Originalmente, en su sentido religioso, el perdón hacía referencia una dimensión gratuita, incondicional, dispendiosa y sin contrapartidas, totalmente ajena a la lógica del intercambio. No hace falta que te pidan perdón para que perdones, ni tan sólo que exista arrepentimiento o conciencia de la falta. Así lo explicó Jaques Derrida en Política y perdón, resumiendo este concepto religioso con una formulación paradójica: "si uno no estuviera listo más que a perdonar lo que parece perdonable, lo que la Iglesia llama 'pecado venial', entonces la idea misma de perdón se desvanecería. [...] El perdón perdona sólo lo imperdonable".

Sin embargo, cuando la retórica del perdón entra en el campo del discurso político, pierde este carácter desinteresado que lo hace especial como sentimiento religioso, como acción radical que está más allá de la moral. En la medida que entra en el reino de la utilidad, y se le exige un fin y una función determinadas —la reconciliación, la reparación de la memoria, la convivencia—, el perdón se diluye en la mera transacción de responsabilidades. Ya no hablamos de gracia, sino de una fantasía de normalidad recobrada.

"El perdón", sigue Derrida, "no es, ni debería ser, normal, normativo ni normalizante. Debería permanecer excepcional y extraordinario, a la prueba de lo imposible: como si pudiera interrumpir el curso de la temporalidad histórica".

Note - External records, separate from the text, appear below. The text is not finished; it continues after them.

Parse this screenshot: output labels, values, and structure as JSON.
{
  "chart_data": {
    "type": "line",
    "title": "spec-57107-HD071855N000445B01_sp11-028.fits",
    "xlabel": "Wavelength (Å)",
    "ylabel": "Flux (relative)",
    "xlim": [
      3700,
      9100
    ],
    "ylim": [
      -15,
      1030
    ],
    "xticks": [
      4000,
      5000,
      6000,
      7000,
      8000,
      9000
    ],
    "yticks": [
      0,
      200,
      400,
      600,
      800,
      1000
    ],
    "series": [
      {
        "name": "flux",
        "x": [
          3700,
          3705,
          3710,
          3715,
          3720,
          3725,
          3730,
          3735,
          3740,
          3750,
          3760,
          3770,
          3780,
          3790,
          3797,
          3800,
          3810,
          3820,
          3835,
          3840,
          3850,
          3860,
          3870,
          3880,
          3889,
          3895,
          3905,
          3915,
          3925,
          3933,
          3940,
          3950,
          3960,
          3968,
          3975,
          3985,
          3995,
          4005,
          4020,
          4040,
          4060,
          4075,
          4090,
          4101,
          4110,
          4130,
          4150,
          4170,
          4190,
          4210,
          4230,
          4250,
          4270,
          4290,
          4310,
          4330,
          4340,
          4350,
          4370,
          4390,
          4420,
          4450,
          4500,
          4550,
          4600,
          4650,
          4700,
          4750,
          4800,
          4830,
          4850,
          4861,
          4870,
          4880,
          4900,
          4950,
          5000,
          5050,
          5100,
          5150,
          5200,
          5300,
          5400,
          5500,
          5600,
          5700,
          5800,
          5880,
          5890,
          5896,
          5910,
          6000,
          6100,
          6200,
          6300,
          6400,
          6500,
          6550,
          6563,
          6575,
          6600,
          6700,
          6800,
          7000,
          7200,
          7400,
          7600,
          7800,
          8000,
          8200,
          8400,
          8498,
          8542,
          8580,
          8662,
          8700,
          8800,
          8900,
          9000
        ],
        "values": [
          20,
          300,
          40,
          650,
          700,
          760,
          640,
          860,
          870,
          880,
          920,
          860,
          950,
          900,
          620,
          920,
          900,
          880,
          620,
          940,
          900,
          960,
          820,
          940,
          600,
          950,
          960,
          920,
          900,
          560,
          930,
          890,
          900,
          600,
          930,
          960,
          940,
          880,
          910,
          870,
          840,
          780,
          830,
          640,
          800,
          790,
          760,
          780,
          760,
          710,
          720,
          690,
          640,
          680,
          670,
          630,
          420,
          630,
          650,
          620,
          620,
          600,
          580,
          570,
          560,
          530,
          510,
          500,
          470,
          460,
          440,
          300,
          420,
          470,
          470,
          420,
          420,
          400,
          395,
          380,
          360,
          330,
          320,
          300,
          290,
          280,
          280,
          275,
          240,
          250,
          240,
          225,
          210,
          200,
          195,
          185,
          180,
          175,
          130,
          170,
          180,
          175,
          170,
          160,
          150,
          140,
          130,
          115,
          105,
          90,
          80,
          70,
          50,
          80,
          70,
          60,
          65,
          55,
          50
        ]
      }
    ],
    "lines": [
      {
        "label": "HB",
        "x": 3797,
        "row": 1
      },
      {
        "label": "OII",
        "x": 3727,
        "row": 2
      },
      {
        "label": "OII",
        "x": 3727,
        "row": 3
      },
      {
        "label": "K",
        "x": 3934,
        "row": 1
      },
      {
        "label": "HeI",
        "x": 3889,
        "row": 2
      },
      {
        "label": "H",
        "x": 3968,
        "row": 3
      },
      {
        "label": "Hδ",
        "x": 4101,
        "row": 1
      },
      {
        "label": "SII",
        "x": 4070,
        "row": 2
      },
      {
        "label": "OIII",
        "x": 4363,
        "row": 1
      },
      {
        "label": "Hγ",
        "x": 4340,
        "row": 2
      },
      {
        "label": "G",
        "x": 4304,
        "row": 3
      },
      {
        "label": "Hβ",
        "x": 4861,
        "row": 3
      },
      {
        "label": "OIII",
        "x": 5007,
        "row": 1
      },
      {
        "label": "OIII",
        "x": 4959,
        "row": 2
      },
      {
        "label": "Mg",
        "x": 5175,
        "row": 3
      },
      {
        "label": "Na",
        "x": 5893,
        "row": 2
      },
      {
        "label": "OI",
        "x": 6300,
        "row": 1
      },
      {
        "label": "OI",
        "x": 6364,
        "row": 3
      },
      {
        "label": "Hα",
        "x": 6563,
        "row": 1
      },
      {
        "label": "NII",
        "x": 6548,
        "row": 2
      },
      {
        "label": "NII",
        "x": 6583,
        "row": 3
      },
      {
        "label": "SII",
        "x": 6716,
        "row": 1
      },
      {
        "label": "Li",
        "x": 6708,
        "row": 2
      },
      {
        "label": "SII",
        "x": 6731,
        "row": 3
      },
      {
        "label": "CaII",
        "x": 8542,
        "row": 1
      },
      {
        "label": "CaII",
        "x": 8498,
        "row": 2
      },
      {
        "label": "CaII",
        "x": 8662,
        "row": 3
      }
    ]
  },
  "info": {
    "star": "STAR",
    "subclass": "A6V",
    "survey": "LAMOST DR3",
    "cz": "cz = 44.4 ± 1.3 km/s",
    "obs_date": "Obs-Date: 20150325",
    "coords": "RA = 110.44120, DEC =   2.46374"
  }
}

Hablar de perdón, entonces, implica no hacerlo de justicia, castigo, venganza o impunidad; tampoco de justicia transicional, prescripciones y amnistías. Al centrarse en algo aparentemente mucho más grande y trascendente, se dejan de lado las cuestiones legales y morales en torno a la reconciliación. Al final, hablar de perdón es una forma de esclerotizar el debate en torno a una demanda imposible: se exige que una disculpa limitada y finita satisfaga lo inconmensurable del crimen.

"Una vez secularizado, el perdón pierde su carácter excepcional y, en medio de la batalla por el relato de la normalidad democrática, se convierte en un símbolo efectista que utiliza las víctimas como reclamo."

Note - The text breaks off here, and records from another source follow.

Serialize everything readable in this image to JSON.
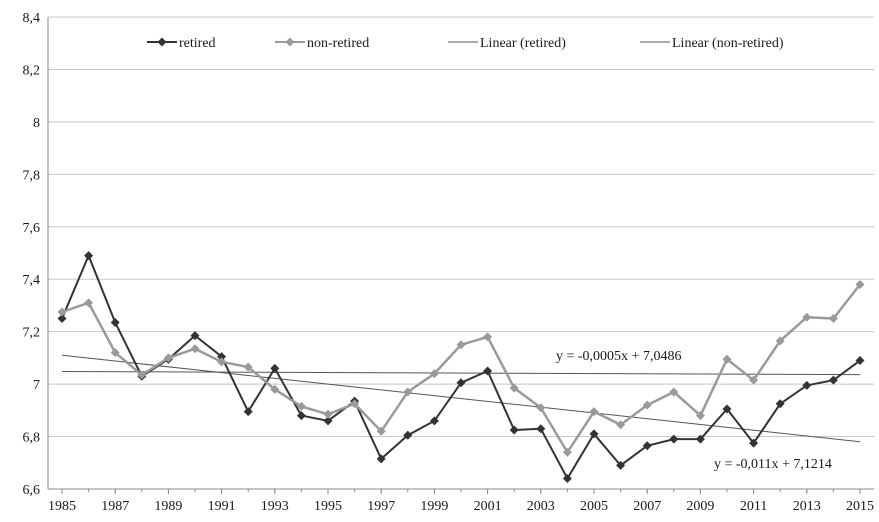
{
  "chart_data": {
    "type": "line",
    "title": "",
    "xlabel": "",
    "ylabel": "",
    "x": [
      1985,
      1986,
      1987,
      1988,
      1989,
      1990,
      1991,
      1992,
      1993,
      1994,
      1995,
      1996,
      1997,
      1998,
      1999,
      2000,
      2001,
      2002,
      2003,
      2004,
      2005,
      2006,
      2007,
      2008,
      2009,
      2010,
      2011,
      2012,
      2013,
      2014,
      2015
    ],
    "x_tick_labels": [
      "1985",
      "1987",
      "1989",
      "1991",
      "1993",
      "1995",
      "1997",
      "1999",
      "2001",
      "2003",
      "2005",
      "2007",
      "2009",
      "2011",
      "2013",
      "2015"
    ],
    "y_tick_labels": [
      "6,6",
      "6,8",
      "7",
      "7,2",
      "7,4",
      "7,6",
      "7,8",
      "8",
      "8,2",
      "8,4"
    ],
    "ylim": [
      6.6,
      8.4
    ],
    "xlim": [
      1985,
      2015
    ],
    "grid": "horizontal",
    "legend_position": "top",
    "series": [
      {
        "name": "retired",
        "color": "#333333",
        "marker": "diamond",
        "values": [
          7.25,
          7.49,
          7.235,
          7.03,
          7.095,
          7.185,
          7.105,
          6.895,
          7.06,
          6.88,
          6.86,
          6.935,
          6.715,
          6.805,
          6.86,
          7.005,
          7.05,
          6.825,
          6.83,
          6.64,
          6.81,
          6.69,
          6.765,
          6.79,
          6.79,
          6.905,
          6.775,
          6.925,
          6.995,
          7.015,
          7.09
        ]
      },
      {
        "name": "non-retired",
        "color": "#9a9a9a",
        "marker": "diamond",
        "values": [
          7.275,
          7.31,
          7.12,
          7.035,
          7.1,
          7.135,
          7.085,
          7.065,
          6.98,
          6.915,
          6.885,
          6.925,
          6.82,
          6.97,
          7.04,
          7.15,
          7.18,
          6.985,
          6.91,
          6.74,
          6.895,
          6.845,
          6.92,
          6.97,
          6.88,
          7.095,
          7.015,
          7.165,
          7.255,
          7.25,
          7.38
        ]
      }
    ],
    "trendlines": [
      {
        "name": "Linear (retired)",
        "color": "#555555",
        "y_start": 7.11,
        "y_end": 6.78,
        "equation": "y = -0,011x + 7,1214"
      },
      {
        "name": "Linear (non-retired)",
        "color": "#555555",
        "y_start": 7.048,
        "y_end": 7.036,
        "equation": "y = -0,0005x + 7,0486"
      }
    ],
    "legend": [
      "retired",
      "non-retired",
      "Linear (retired)",
      "Linear (non-retired)"
    ]
  }
}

"Las víctimas se han quedado solas porque la sociedad española ha perdido la piedad", escribía ayer Rosa Díez, y su lamento ejemplificaba perfectamente los problemas políticos de la retórica religiosa. Una vez secularizado, el perdón pierde su carácter excepcional y, en medio de la batalla por el relato de la normalidad democrática, se convierte en un símbolo efectista que utiliza las víctimas como reclamo.

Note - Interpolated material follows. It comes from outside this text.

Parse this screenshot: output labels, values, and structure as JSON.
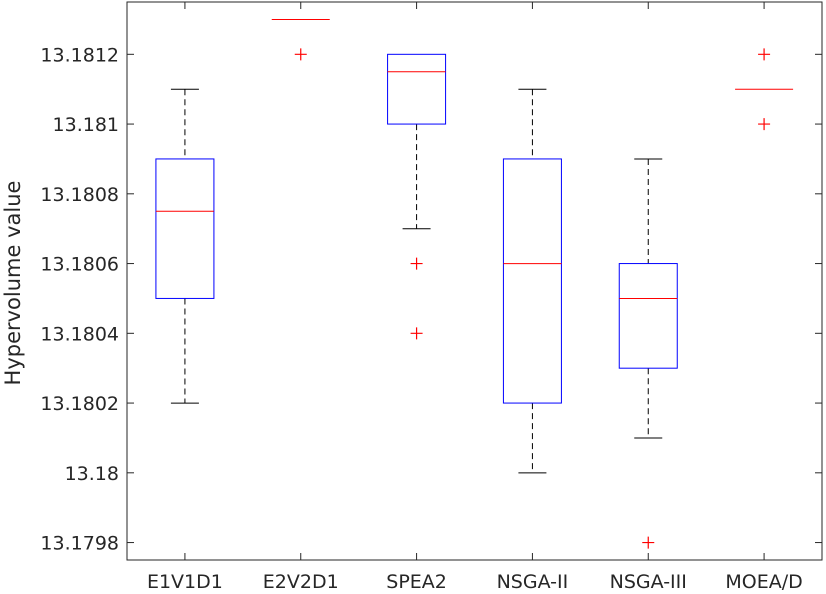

En el caso de ETA, esta exigencia de perdón significa no sólo la exigencia de arrepentimiento del daño causado, sino también —y especialmente— el reconocimiento que sus motivos y acciones siempre fueron equivocados, banales y perversos. Mediante la gracia del perdón se pretende borrar de plano el inconsciente político que enfrenta la sociedad vasca, hasta el punto de negar retrospectivamente el conflicto. Si el perdón depende de la existencia de lo imperdonable, y su ejercicio reclama una interrupción de la moral y la historia que restablezca una normalidad inédita, quizá la retórica de un perdón ciego a la realidad sea lo último que necesitaremos a partir de ahora.